India’s government on Tuesday announced plans for a sweeping liberalisation of its foreign direct investment (FDI) regime, as Prime Minister Narendra Modi seeks to counter accusations his reform drive is stalling.
The government said it would undertake a raft of reforms to open up 15 areas of the economy, including lifting the caps on FDI in the critical defence, banking and construction sectors.
It said the reforms were aimed at making it easier for overseas companies to do business in India, notorious for its red tape and labyrinthine regulations.
“This exercise… is intended on the one hand to further open up sectors for more foreign investments in the country and also to make it easy to invest in India,” the Commerce Ministry said in a statement.
A spokesman contacted by AFP said details of the new FDI limits for specific sectors were not immediately available, although he said further details would be announced later in the day.
The reforms come after Modi’s Bharatiya Janata Party suffered a drubbing in state elections in Bihar, in a battle fought largely over development in India’s poorest state.

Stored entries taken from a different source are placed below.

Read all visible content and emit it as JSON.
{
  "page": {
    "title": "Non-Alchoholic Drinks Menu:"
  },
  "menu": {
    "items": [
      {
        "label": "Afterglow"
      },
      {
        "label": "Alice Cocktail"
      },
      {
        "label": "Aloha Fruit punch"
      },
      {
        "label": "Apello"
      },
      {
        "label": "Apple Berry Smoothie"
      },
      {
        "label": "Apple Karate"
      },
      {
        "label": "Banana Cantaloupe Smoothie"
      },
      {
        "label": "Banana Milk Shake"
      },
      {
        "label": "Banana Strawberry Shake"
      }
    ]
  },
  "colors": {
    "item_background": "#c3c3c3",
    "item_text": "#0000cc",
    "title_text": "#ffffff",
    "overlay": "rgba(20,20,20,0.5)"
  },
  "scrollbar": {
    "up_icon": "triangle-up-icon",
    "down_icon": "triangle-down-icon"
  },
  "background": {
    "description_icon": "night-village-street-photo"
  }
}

They also appear to be a signal of intent ahead of the prime minister’s first visit to Britain as leader later this week, where he will be seeking investment from the former colonial power.
Modi stormed to power in 2014 promising sweeping reforms to revive the faltering economy.
Growth is now chugging along at seven percent, putting India among the fastest-growing of the G20 nations.
But complaints have been mounting about the Indian leader’s failure to nail down major reforms to boost investment and help create jobs for India’s tens of millions of young people.